“La teoría de la democracia debe ser repensada completamente”. (Giovanni Sartori)
La continuidad del orden económico
Para que un macrosistema sea sustituido por otro cualitativamente distinto, la alternativa debe preexistir en germen o en la idea. Fue el caso del orden bicéfalo y confrontacional de la Guerra Fría, implícito en la teoría de Karl Marx. En la esencia del fenómeno está el binomio teoría-acción, que se ejecuta mediante el trinomio continuidad-cambio-revolución.
Con el socialismo real fuera de juego y China como gran potencia con economía de mercado, hoy no existe teoría plausible sobre un orden alternativo de tipo revolucionario. El que se nos viene será de continuidad y cambio y corresponde a la globalización del sistema capitalista. Es un desarrollo que estaba implícito en los teóricos marxistas disidentes, precursores de la convergencia de los sistemas económicos y padres de la socialdemocracia. También consta en la obra de teóricos de fuste, como el austríaco Karl R. Popper. En su célebre La sociedad abierta y sus enemigos de nuestro tiempo (1945), dijo que el capitalismo condenado por Marx había dejado de existir, dejando en su reemplazo “diversos sistemas intervencionistas donde las funciones del Estado en la esfera económica se extienden mucho más allá de la protección a la propiedad”.

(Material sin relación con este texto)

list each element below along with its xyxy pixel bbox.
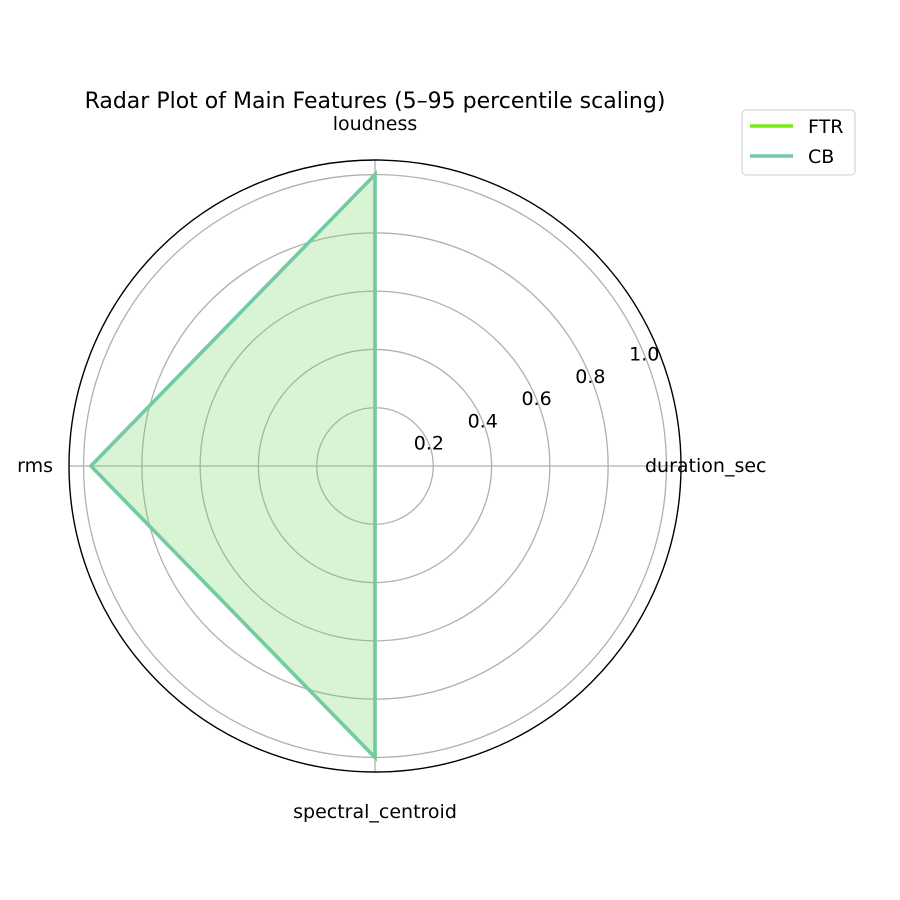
- radial-tick-label: 0.4: [468, 410, 498, 432]
- series-fill-CB: [90, 174, 375, 758]
- legend: FTR CB: [741, 109, 856, 176]
- radial-tick-label: 1.0: [629, 343, 659, 365]
- series-fill-FTR: [90, 174, 375, 758]
- outer-frame: [68, 159, 682, 773]
- axis-label-rms: rms: [17, 455, 53, 477]
- axis-label-duration_sec: duration_sec: [645, 455, 767, 477]
- legend-label-CB: CB: [808, 146, 834, 168]
- radial-tick-label: 0.2: [414, 433, 444, 455]
- radial-tick-label: 0.8: [575, 366, 605, 388]
- chart-title: Radar Plot of Main Features (5–95 percen…: [85, 89, 666, 114]
- legend-label-FTR: FTR: [808, 116, 843, 138]
- series-line-CB: [88, 170, 377, 762]
- axis-label-loudness: loudness: [333, 113, 418, 135]
- radial-tick-label: 0.6: [521, 388, 551, 410]
- axis-label-spectral_centroid: spectral_centroid: [293, 801, 457, 823]
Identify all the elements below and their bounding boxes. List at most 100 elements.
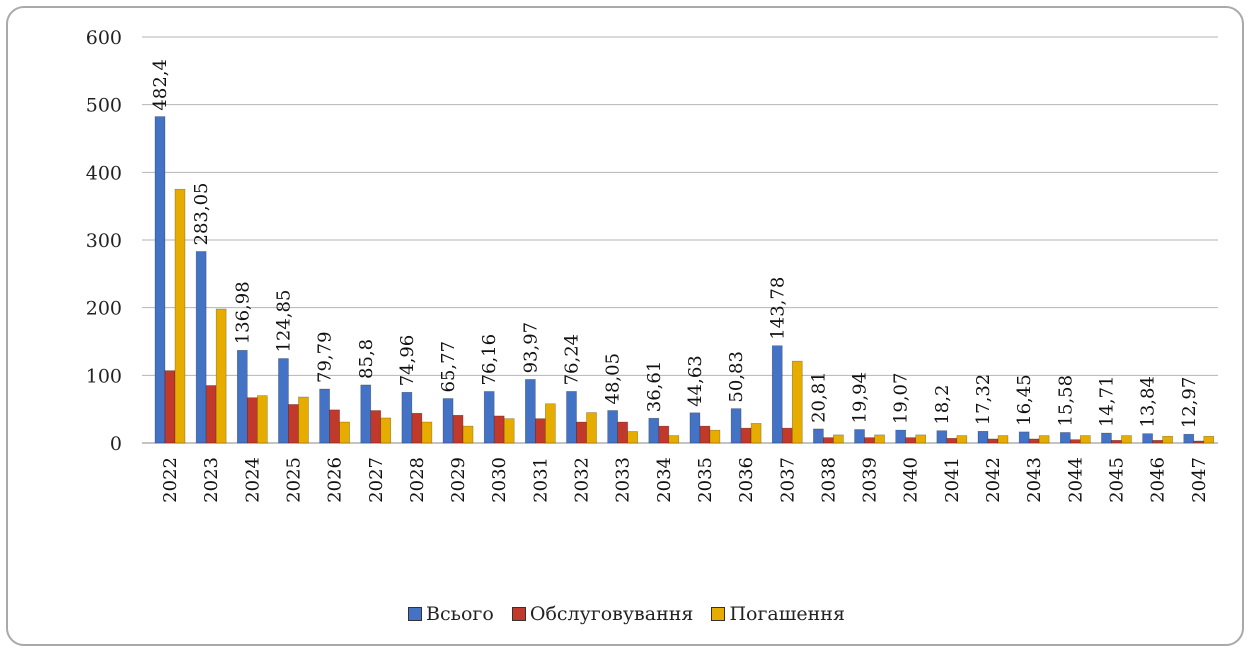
x-tick-label: 2041	[942, 457, 963, 503]
x-tick-label: 2040	[901, 457, 922, 503]
legend-swatch-total	[408, 607, 423, 621]
bar-service	[535, 418, 546, 444]
bar-total	[401, 391, 413, 444]
bar-total	[607, 410, 618, 444]
bar-repayment	[545, 403, 556, 444]
x-tick-label: 2029	[448, 457, 469, 503]
data-label: 20,81	[808, 371, 829, 423]
bar-repayment	[956, 435, 968, 444]
bar-total	[525, 379, 536, 444]
bar-total	[278, 358, 289, 444]
legend-swatch-repayment	[711, 607, 726, 621]
bar-total	[1183, 433, 1195, 444]
data-label: 36,61	[644, 361, 665, 413]
bar-total	[1142, 433, 1153, 444]
legend-item-service: Обслуговування	[511, 603, 694, 625]
bar-total	[977, 430, 989, 444]
data-label: 16,45	[1014, 374, 1035, 426]
bar-service	[699, 425, 711, 444]
bar-repayment	[380, 417, 392, 444]
data-label: 50,83	[726, 351, 747, 403]
bar-service	[1070, 439, 1081, 444]
legend-swatch-service	[511, 607, 526, 621]
bar-service	[576, 421, 587, 444]
data-label: 79,79	[315, 331, 336, 383]
bar-service	[864, 437, 875, 444]
bar-service	[987, 438, 999, 444]
x-tick-label: 2032	[572, 457, 593, 503]
x-tick-label: 2028	[407, 457, 428, 503]
x-tick-label: 2022	[160, 457, 181, 503]
x-tick-label: 2033	[613, 457, 634, 503]
bar-service	[288, 404, 299, 444]
x-tick-label: 2045	[1106, 457, 1127, 503]
bar-total	[237, 350, 248, 444]
x-tick-label: 2036	[736, 457, 757, 503]
x-tick-label: 2046	[1148, 457, 1169, 503]
y-tick-label: 100	[86, 365, 122, 387]
bar-service	[823, 437, 834, 444]
data-label: 17,32	[973, 374, 994, 426]
x-tick-label: 2031	[530, 457, 551, 503]
data-label: 482,4	[150, 59, 171, 111]
bar-service	[329, 409, 340, 444]
bar-total	[1060, 432, 1071, 444]
bar-total	[1101, 432, 1112, 444]
bar-repayment	[298, 396, 309, 444]
bar-total	[1018, 431, 1030, 444]
bar-total	[689, 412, 701, 444]
bar-service	[205, 385, 217, 444]
bar-repayment	[791, 360, 803, 444]
bar-total	[483, 391, 495, 444]
y-tick-label: 600	[86, 27, 122, 49]
bar-service	[452, 414, 464, 444]
bar-service	[1028, 438, 1040, 444]
bar-repayment	[668, 435, 680, 444]
bar-total	[154, 116, 166, 444]
x-tick-label: 2035	[695, 457, 716, 503]
bar-repayment	[174, 188, 186, 444]
data-label: 65,77	[438, 341, 459, 393]
bar-service	[1111, 439, 1122, 444]
bar-total	[442, 398, 454, 444]
bar-service	[1152, 439, 1163, 444]
bar-repayment	[462, 425, 474, 444]
bar-total	[648, 417, 660, 444]
data-label: 136,98	[232, 281, 253, 344]
bar-total	[360, 384, 372, 444]
y-tick-label: 400	[86, 162, 122, 184]
data-label: 15,58	[1055, 375, 1076, 427]
data-label: 76,16	[479, 334, 500, 386]
x-tick-label: 2034	[654, 457, 675, 503]
bar-repayment	[586, 412, 597, 444]
bar-repayment	[627, 431, 638, 444]
bar-repayment	[709, 429, 721, 444]
bar-service	[493, 415, 505, 444]
bar-repayment	[1121, 435, 1132, 444]
bar-repayment	[339, 421, 350, 444]
legend-item-total: Всього	[408, 603, 494, 625]
x-tick-label: 2037	[777, 457, 798, 503]
data-label: 18,2	[932, 385, 953, 425]
bar-repayment	[833, 434, 844, 444]
x-tick-label: 2026	[325, 457, 346, 503]
x-tick-label: 2030	[489, 457, 510, 503]
x-tick-label: 2025	[283, 457, 304, 503]
bar-service	[781, 427, 793, 444]
bar-repayment	[256, 395, 268, 444]
x-tick-label: 2027	[366, 457, 387, 503]
bar-repayment	[915, 434, 927, 444]
y-tick-label: 500	[86, 95, 122, 117]
bar-total	[895, 429, 907, 444]
bar-repayment	[215, 308, 227, 444]
data-label: 48,05	[603, 353, 624, 405]
legend-label-service: Обслуговування	[529, 603, 694, 625]
data-label: 93,97	[520, 322, 541, 374]
bar-total	[936, 430, 948, 444]
bar-repayment	[503, 418, 515, 444]
data-label: 19,07	[891, 373, 912, 425]
bar-service	[740, 427, 752, 444]
data-label: 143,78	[767, 277, 788, 340]
x-tick-label: 2023	[201, 457, 222, 503]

A ese respecto, es notable la coincidencia con el economista norteamericano y Premio Nobel Paul Samuelson, para quien el capitalismo sin interferencias sociales ya no era viable en un sistema democrático. A su saber, la ciencia económica es siempre “política” -ergo, impura- y ahí el Estado tiene mucho que decir y hacer. Por eso, en vez de “capitalismo” hablaba de “economía mixta” e incluso fue más lejos. En entrevista que le hice en 1981, me advirtió que, en la última edición de su Curso de Economía moderna (1951), había incluido un apartado sobre el “capitalismo fascista”. De estar vivo, ya habría incluido un nuevo apartado sobre el capitalismo comunista.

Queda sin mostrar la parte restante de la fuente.